Ten of the 12 “Portas Pilot” towns that won cash and access to TV retail guru Mary Portas (below) last year have seen a fall in shop numbers.
Her bright ideas included market stalls, cheap parking, “town teams” and a National Market Day. But BBC research shows shopping in the “lucky 10” English towns has bombed. So what went wrong?
Were the ideas bad, the shops tatty and the town centres too far gone? Or have austerity and the internet combined to sink perfectly good high streets?
Well, two thirds of fruit and vegetable shops and one third of butchers have closed in Scotland since 1998 and the Competition Commission estimates £7 of every £10 spent on groceries now goes into a supermarket till.
A big shopping shift is going on. Surveys show town centre spending everywhere is down by 10% in the last five years while out of town and internet shopping has doubled. At that rate there’ll be no high street left by the time our children draw their pensions.
Doubtless we all feel sad that the busy, varied high streets of our youth are now lined with charity shops, sun-tan parlours, betting emporiums and corner stores. But sadness (and guilt) will not coax us away from the two-for-one offers, greater choice, longer opening hours and free parking that come with supermarkets, even though half the money spent in local shops keeps circulating within towns and villages while the bulk of supermarket income leaves to pay distant shareholders and national or multi-national suppliers.
Scotland has more supermarket floor space per head of population than anywhere in Britain and probably Europe. According to retail market experts CACI, Dundee tops the over-provision league table and nine of the 10 most “over-provided” postcodes in the UK are Scottish. Rates bills are 10 times cheaper out of town and though small high street businesses get rates relief in Scotland, some big internet firms pay next to nothing. We need a level playing field on taxation fast.
But it’s not just an economic argument. The best town centres are memorable, distinctive, different and eye-catching places. Supermarkets are samey and featureless places where standardisation seems to be the pinnacle of human achievement.
The more we spend time indoors on computers, the more we need real, vibrant places to mingle and meet. So why not follow the successful regeneration efforts of Book Town Wigtown or Craft Town West Kilbride? In the Ayrshire toon, arts folk took over a dozen empty shops and locals are now revamping quarries and old kirks. Why not have old folks homes on the high street? Watching the hubbub of daily life stops older people feeling isolated.
The snag is that towns aren’t run by townspeople. “Local” councils are far bigger and more remote.

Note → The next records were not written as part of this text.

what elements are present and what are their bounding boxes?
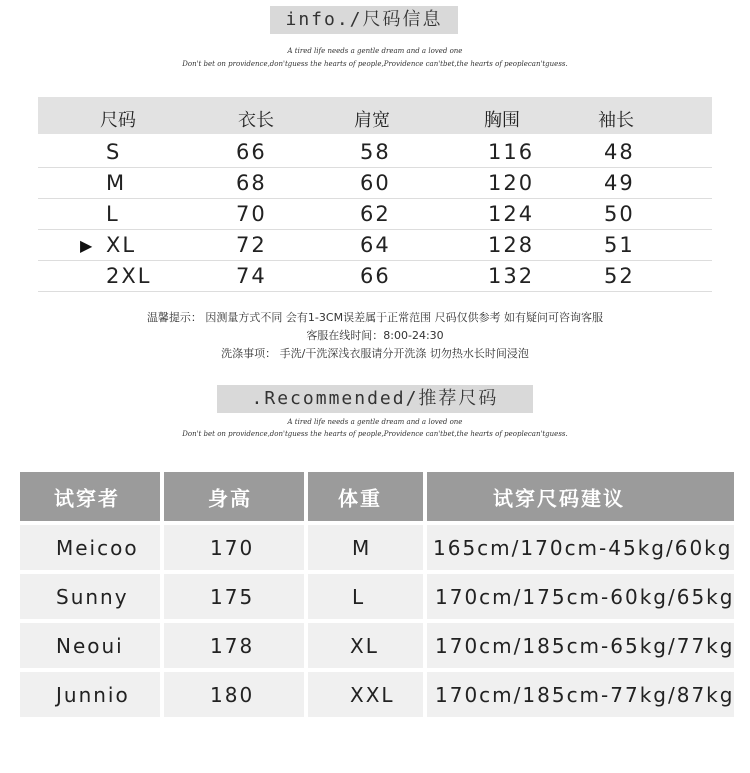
rec-header-tester: 试穿者 (20, 472, 160, 521)
header-length: 衣长 (238, 110, 274, 131)
info-section-title: info./尺码信息 (270, 6, 458, 34)
table-row: L (308, 574, 423, 619)
length-value: 72 (236, 233, 267, 257)
notes-washing: 洗涤事项： 手洗/干洗深浅衣服请分开洗涤 切勿热水长时间浸泡 (221, 347, 529, 360)
size-table-header (38, 97, 712, 134)
table-row: 170cm/185cm-77kg/87kg (427, 672, 734, 717)
shoulder-value: 62 (360, 202, 391, 226)
table-row: Junnio (20, 672, 160, 717)
recommended-tagline-2: Don't bet on providence,don'tguess the hearts of people,Providence can'tbet,the hearts of peoplecan'tguess. (182, 430, 568, 438)
table-row: 165cm/170cm-45kg/60kg (427, 525, 734, 570)
sleeve-value: 50 (604, 202, 635, 226)
table-row: M (308, 525, 423, 570)
rec-header-weight: 体重 (308, 472, 423, 521)
table-row: 180 (164, 672, 304, 717)
table-row: 175 (164, 574, 304, 619)
table-row: 170cm/185cm-65kg/77kg (427, 623, 734, 668)
length-value: 74 (236, 264, 267, 288)
length-value: 70 (236, 202, 267, 226)
size-row-m (38, 168, 712, 199)
size-label: XL (106, 233, 137, 257)
rec-header-height: 身高 (164, 472, 304, 521)
shoulder-value: 58 (360, 140, 391, 164)
info-tagline-2: Don't bet on providence,don'tguess the hearts of people,Providence can'tbet,the hearts of peoplecan'tguess. (182, 60, 568, 68)
sleeve-value: 51 (604, 233, 635, 257)
size-label: L (106, 202, 120, 226)
size-row-l (38, 199, 712, 230)
header-size: 尺码 (100, 110, 136, 131)
info-tagline-1: A tired life needs a gentle dream and a loved one (287, 47, 463, 55)
length-value: 68 (236, 171, 267, 195)
size-label: S (106, 140, 122, 164)
table-row: XXL (308, 672, 423, 717)
shoulder-value: 60 (360, 171, 391, 195)
table-row: XL (308, 623, 423, 668)
table-row: 170cm/175cm-60kg/65kg (427, 574, 734, 619)
row-divider (38, 291, 712, 292)
size-row-xl (38, 230, 712, 261)
pointer-arrow-icon: ▶ (80, 236, 93, 255)
header-sleeve: 袖长 (598, 110, 634, 131)
chest-value: 132 (488, 264, 535, 288)
size-label: 2XL (106, 264, 152, 288)
header-chest: 胸围 (484, 110, 520, 131)
size-label: M (106, 171, 127, 195)
chest-value: 128 (488, 233, 535, 257)
size-row-2xl (38, 261, 712, 292)
sleeve-value: 52 (604, 264, 635, 288)
notes-service-hours: 客服在线时间：8:00-24:30 (306, 329, 444, 342)
table-row: Meicoo (20, 525, 160, 570)
recommended-tagline-1: A tired life needs a gentle dream and a loved one (287, 418, 463, 426)
sleeve-value: 49 (604, 171, 635, 195)
shoulder-value: 66 (360, 264, 391, 288)
recommended-section-title: .Recommended/推荐尺码 (217, 385, 533, 413)
chest-value: 124 (488, 202, 535, 226)
size-row-s (38, 137, 712, 168)
header-shoulder: 肩宽 (354, 110, 390, 131)
notes-tip: 温馨提示： 因测量方式不同 会有1-3CM误差属于正常范围 尺码仅供参考 如有疑问可咨询客服 (146, 311, 604, 324)
sleeve-value: 48 (604, 140, 635, 164)
length-value: 66 (236, 140, 267, 164)
chest-value: 120 (488, 171, 535, 195)
table-row: Neoui (20, 623, 160, 668)
chest-value: 116 (488, 140, 535, 164)
rec-header-advice: 试穿尺码建议 (427, 472, 734, 521)
table-row: 170 (164, 525, 304, 570)
shoulder-value: 64 (360, 233, 391, 257)
table-row: 178 (164, 623, 304, 668)
table-row: Sunny (20, 574, 160, 619)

Sure, Chambers of Commerce, Development Trusts, community councils and Transition Towns are all trying to breathe new life into old streets, but they don’t have statutory clout. Councils are offloading buildings but they often remain owners, so community groups can’t finance a new start.
We all know there are as many good ideas in Scotland as there are empty shop fronts and bored kids. Why can’t we connect them all up? Local community control over local regeneration is the answer.
And we need Alex Salmond not Mary Portas on the case to achieve that!